You know they’ve been saying that for awhile, but they will rise eventually and these bond funds should do well because the bonds will reset as rates rise.

Investors can consider Fidelity Floating Rate High Income (FFRHX:US) or PowerShares Senior Loan Portfolio (BKLN).

Steven Halpern: A little higher on the yield curve is what’s referred to as junk bonds, a name that scares many investors away. Can you explain what junk bonds are and how somebody should invest in that area?

Nellie Huang: Junk bonds are high yield bonds. These are bonds that are issued by companies with credit ratings that are rated BB or lower, so it’s not investment-grade, it’s below investment-grade.

This means that these companies have a higher potential to default on their loans. But I will add that, these days, the default rate is at a 20-year low and the US economy is improving.

And when the US economy improves, the fortunes of all companies kind of improve because there is higher demand, they’re selling more, earnings improve, so the risk of default is a lot lower in an improving economy.

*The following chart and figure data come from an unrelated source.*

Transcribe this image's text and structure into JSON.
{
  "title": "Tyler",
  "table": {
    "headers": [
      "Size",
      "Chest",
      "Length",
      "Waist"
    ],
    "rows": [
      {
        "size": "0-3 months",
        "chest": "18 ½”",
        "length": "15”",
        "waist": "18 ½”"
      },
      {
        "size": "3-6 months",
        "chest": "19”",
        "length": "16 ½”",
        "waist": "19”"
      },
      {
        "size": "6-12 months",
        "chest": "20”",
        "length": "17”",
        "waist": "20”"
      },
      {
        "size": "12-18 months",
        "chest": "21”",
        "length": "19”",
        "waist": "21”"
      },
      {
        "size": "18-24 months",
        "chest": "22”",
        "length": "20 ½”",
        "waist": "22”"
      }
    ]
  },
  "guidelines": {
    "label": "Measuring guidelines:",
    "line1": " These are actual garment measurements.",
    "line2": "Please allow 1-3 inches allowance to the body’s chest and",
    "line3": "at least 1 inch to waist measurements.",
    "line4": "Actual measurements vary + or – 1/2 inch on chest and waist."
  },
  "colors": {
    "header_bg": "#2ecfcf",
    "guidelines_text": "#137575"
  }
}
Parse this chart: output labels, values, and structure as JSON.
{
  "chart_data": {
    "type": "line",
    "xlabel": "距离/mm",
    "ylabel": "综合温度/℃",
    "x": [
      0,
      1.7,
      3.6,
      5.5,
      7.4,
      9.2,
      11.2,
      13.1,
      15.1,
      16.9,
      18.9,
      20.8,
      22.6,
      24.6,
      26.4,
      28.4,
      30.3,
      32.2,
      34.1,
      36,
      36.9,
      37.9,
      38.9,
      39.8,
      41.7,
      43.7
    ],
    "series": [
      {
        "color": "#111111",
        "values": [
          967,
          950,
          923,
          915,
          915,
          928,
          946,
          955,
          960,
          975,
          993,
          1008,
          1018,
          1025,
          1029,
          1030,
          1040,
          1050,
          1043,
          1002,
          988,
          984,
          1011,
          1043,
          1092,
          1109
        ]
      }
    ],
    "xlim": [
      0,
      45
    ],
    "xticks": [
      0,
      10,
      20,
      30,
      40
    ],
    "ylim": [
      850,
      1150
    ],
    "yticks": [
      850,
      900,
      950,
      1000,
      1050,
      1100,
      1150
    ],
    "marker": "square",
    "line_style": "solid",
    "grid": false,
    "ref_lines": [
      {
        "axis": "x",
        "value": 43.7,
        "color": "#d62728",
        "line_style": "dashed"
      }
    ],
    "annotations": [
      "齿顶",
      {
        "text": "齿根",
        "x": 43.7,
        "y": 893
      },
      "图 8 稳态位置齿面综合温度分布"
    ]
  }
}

That’s why, though junk bonds are riskier than investment grade bonds, this is probably a good time to own them.

Steven Halpern: Now, is there a particular fund that you would suggest investors consider?

Nellie Huang: I like USAA High Income (USHYX:US). It’s yielding about 4.7 right now and, again, they are a little bit more conservative in their approach.

I mean, they still take a little bit of risk because it’s a junk bond fund, but it’s not a real “way out there” junk bond fund. And there is an ETF that I like too and that’s the SPDR Barclay’s High Yield Bond Fund (JNK).

Steven Halpern: Now, finally, you suggested that income investors consider preferred stocks, which are really a hybrid between stocks and bonds. Could you explain the attraction of preferreds?

Nellie Huang: Preferreds—it’s called a preferred stock—but it really behaves more like a bond, partly because they pay these higher dividends than a common share would pay.

That does make them a little bit more sensitive to interest rate moves and there are a couple of other risks involved.

They’re mostly issued by financial firms, banks, so any fund that you invest is going to be heavily invested in that sector but they do pay these fixed dividends and the typical yield is about 6.7%, which is pretty high. That’s a pretty good yield.

Steven Halpern: Rather than somebody buying individual preferred stocks, you suggest a preferred stocks fund. Could you tell us about that?

Nellie Huang: Yes, instead of kind of betting on one company, you could buy an ETF. We like PowerShares Preferred (PGX) and you get a little bit more diversification because it holds about 70 different preferred shares and that yields 6.4%.

Steven Halpern: Well, we really appreciate you taking the time today and remind our listeners that Kiplinger’s Personal Finance is out on the newsstands in case people want your full article with additional income investing ideas. Thank you for joining us.

Nellie Huang: Great, thanks for having me.